Advantages Of The KILR Assay
- Unparalleled Specificity – Signal only from dead target cells
- Easy to use – Simple add and read protocol with chemiluminescent readout
- Exquisite Sensitivity – Detect as few as 75 dead cells with high reproducibility
- Ultimate Flexibility – Ability to run cytotoxicity assay from 30 minutes to 72 hours
Highly Specific – KILR detection protein only present in target cells
Target cells expressing the receptor antigen of choice can be engineered to stably express a protein tagged with enhanced ProLabel (ePL), a β-gal reporter fragment, using the KILR Retroparticles. When the stable target cell line is used in a cytotoxicity assay, and its membrane is compromised due to cell death, it will release the tagged protein into the media. We can detect this KILR reporter protein in the media by the addition of detection reagents containing the enzyme acceptor (EA) fragment of the β-gal reporter. This leads to the formation of the active β-gal enzyme which hydrolyzes the substrate to give a chemiluminescent output, detected on any bench top luminometer.
Easy to use – Simple, one-step add and read protocol
A simple non-radioactive, add and read protocol with a chemiluminescent output that can be read on any benchtop luminometer. Using the KILR assays, you can eliminate the need to load target cells prior to every experiment, the use of radioactivity, and reduce the number of steps, increasing the efficiency of the lab.
Highly Sensitive – Robust detection of molecules with low-level toxicity
KILR H322 cells were plated at various densities with primary human PBMCs and Cetuximab, an anti-EGFR drug for colorectal cancers, to measure ADCC response. ADCC is a known mechanism of action for Cetuximab, where the antibody activates immune cells to kill target cancer cells. Target cell death is reported as % Lysis, a ratio of experimental signal to total signal generated when the cells are lysed with detergent. The data on the left shows we can robustly detect 3% Lysis in the KILR H322 cells when a total of 2500 KILR cells are plated in the well, indicating that we have detected the death of 75 cells inside the well. This exquisite sensitivity of the assay demonstrates its value in applications such as screening and lead optimization, where sensitivity is critical to identify and optimize lead drug candidates.
Target cells expressing the antigen of interest are engineered to stably express a housekeeping gene that is tagged with ProLabel® (ePL), a β-gal reporter fragment in our proprietary EFC technology (What is EFC?

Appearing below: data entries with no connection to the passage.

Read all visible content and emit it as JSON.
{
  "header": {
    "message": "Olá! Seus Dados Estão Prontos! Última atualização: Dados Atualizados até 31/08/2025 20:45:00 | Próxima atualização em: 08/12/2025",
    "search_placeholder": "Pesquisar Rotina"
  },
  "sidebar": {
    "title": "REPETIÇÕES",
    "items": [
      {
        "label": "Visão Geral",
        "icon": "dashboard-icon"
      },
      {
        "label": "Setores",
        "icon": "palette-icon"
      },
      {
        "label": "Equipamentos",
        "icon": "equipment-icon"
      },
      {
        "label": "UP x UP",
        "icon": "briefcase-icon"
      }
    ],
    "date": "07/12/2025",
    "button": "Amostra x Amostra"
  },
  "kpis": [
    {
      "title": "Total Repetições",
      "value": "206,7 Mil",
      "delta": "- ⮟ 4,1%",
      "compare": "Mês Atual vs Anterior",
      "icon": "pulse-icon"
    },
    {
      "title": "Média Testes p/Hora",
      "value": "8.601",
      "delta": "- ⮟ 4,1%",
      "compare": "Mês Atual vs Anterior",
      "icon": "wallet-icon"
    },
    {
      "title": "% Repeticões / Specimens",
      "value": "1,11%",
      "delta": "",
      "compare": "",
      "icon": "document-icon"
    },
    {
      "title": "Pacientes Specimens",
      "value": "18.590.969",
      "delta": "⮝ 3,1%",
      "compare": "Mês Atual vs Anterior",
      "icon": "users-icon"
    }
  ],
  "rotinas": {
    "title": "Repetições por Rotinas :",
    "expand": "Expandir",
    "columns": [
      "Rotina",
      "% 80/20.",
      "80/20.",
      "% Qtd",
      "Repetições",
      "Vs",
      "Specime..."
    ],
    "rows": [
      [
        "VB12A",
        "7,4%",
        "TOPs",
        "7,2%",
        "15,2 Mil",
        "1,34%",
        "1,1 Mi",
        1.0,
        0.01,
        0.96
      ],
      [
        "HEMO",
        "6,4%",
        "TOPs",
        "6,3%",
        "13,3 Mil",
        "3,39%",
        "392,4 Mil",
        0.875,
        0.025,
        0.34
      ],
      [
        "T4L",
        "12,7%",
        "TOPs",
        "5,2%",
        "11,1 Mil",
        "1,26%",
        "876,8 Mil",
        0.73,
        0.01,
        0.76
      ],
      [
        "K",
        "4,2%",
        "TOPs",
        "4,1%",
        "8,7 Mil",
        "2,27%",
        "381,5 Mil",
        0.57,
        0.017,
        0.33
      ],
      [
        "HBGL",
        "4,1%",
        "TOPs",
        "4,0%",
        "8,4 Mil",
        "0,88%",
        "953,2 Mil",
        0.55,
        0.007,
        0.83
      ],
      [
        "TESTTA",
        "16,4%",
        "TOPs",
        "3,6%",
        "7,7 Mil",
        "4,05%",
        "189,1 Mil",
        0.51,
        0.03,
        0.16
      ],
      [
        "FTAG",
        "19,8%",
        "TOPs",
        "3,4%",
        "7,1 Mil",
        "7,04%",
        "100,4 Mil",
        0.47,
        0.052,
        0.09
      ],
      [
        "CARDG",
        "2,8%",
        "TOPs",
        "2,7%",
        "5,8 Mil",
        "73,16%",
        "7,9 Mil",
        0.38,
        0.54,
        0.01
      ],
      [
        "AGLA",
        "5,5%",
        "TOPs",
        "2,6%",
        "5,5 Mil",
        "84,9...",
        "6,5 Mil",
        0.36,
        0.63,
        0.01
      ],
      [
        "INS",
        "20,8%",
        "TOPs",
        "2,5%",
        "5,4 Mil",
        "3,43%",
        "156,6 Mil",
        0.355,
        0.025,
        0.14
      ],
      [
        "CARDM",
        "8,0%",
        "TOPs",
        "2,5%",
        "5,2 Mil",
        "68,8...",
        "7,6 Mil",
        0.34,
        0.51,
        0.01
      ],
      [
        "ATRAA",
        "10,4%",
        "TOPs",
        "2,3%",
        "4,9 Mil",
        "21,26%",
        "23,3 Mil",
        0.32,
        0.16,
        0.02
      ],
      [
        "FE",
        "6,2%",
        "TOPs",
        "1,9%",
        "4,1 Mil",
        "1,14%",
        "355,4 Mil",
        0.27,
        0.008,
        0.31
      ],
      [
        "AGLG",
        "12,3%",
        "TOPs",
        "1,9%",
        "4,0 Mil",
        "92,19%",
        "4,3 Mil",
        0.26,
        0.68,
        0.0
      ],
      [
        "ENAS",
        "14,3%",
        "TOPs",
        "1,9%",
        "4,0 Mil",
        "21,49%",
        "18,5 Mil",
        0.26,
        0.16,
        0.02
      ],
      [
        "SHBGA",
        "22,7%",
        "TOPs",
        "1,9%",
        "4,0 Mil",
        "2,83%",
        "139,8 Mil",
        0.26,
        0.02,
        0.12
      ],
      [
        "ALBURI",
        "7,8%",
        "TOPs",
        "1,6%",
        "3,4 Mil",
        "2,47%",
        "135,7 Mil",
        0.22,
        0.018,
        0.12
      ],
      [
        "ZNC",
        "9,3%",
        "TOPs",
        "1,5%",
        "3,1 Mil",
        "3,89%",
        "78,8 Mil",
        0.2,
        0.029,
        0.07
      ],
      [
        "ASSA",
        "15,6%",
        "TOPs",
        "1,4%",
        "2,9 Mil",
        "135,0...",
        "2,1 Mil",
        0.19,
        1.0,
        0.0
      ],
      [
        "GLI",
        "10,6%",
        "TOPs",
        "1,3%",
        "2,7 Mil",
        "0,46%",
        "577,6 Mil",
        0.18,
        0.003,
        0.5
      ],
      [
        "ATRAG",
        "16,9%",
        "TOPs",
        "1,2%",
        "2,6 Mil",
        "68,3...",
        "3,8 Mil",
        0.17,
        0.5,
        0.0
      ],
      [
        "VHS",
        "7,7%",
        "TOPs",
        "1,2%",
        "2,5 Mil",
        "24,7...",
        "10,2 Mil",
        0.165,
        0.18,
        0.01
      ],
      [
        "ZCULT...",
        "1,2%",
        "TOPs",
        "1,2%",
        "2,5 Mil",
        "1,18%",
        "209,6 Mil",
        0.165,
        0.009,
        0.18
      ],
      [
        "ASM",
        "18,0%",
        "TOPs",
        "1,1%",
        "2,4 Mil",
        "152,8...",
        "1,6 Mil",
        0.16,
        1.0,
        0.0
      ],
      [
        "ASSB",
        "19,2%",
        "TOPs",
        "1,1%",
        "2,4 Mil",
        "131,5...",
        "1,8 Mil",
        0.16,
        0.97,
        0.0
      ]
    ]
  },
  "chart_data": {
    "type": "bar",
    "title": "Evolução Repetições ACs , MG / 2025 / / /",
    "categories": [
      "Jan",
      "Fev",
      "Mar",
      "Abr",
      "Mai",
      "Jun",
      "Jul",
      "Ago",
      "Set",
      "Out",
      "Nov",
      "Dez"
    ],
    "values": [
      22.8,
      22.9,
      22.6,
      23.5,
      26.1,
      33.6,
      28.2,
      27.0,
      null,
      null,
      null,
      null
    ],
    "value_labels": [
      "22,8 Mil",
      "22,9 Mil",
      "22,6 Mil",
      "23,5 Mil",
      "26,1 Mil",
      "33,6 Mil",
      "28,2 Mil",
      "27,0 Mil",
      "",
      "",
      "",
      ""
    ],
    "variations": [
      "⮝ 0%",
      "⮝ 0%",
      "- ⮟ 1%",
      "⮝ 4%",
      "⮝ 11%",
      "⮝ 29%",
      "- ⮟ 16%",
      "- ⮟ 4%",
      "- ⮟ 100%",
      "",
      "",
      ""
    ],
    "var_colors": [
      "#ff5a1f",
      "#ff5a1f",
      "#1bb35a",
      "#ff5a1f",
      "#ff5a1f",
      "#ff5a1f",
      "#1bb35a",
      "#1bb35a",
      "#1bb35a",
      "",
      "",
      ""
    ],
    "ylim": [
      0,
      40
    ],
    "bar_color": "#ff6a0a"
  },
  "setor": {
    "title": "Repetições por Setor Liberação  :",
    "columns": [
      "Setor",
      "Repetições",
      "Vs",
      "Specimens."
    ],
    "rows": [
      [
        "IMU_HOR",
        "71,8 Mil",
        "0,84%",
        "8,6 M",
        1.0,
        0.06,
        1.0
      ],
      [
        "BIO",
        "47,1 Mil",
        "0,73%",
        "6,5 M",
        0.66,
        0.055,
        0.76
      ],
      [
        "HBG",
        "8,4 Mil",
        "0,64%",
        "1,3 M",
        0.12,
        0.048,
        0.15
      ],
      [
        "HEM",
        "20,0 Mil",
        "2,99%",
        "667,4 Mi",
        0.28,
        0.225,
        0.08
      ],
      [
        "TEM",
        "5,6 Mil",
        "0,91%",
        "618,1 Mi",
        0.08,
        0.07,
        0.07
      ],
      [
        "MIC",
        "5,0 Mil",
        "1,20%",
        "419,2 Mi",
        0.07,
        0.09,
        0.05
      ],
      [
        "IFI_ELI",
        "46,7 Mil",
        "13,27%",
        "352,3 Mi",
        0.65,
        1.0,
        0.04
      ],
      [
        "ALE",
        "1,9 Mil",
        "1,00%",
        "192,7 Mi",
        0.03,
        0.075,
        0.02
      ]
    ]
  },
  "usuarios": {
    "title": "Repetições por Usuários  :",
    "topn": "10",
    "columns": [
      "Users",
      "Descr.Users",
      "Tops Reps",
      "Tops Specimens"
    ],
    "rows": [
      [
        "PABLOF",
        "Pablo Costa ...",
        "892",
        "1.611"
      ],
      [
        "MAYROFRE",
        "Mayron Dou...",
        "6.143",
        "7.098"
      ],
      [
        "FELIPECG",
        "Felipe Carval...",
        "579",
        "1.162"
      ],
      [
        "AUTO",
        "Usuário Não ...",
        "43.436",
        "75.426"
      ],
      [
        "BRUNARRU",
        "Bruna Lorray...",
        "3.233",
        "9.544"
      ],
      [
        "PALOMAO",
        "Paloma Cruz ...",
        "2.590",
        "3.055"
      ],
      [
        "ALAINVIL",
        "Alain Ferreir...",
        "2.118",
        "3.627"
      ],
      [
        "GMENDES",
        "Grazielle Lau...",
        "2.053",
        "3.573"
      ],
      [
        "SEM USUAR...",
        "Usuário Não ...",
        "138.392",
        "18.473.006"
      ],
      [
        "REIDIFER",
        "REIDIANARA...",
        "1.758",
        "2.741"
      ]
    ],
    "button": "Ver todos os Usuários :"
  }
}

). The KILR Detection Reagents contains the other β-gal fragment, EA, which naturally complements with the ePL fragment to create the active β-gal protein ( Figure A) that then hydrolyzes substrate to generate chemiluminescence. The target cells are stably engineered to express the KILR reporter protein. In Figure B, the well on the left contains healthy, intact target cells that are alive in the presence of immune effector cells. When KILR Detection Reagent is added, we cannot detect chemiluminescence as the KILR reporter protein does not leak out into the media through the intact cell membrane of the live cells. Alternatively, in the well on the right, the target KILR cells are killed by the immune effector cells, releasing the KILR reporter protein into the media. Addition of the KILR Detection Reagent leads to the recognition of this reporter protein in the media and the generation of a chemiluminescent signal that is proportional to the number of dead cells. Death of any other cell type, including immune effector cells present within the co-culture will not affect the assay output, giving the KILR assay unparalleled specificity to detect target cell death within a co-culture assay.
Example of an ADCC assay with KILR cell lines
A. Data demonstrating Trastuzumab (Herceptin®)-mediated cytotoxicity in SKBR3 cells. Cells were opsonized with a dose response of Herceptin (anti- ErbB2/Her2) and incubated with NK cells. This demonstrates that the assay is able to robustly detect ADCC with Transtuzumab, an antibody known to cause an ADCC response.
B. Data demonstrating rituximab-mediated ADCC in CD20+ ARH-77 target cells opsonized with a dose response of rituximab (anti- CD20) incubated with NK cells. EC50 of 3.6 ng/mL is consistent with EC50 observed using other ADCC assay formats (e.g. chromium-51 release; europium) indicating similar pharmacology and ability to detect ADCC, but in a much simpler way.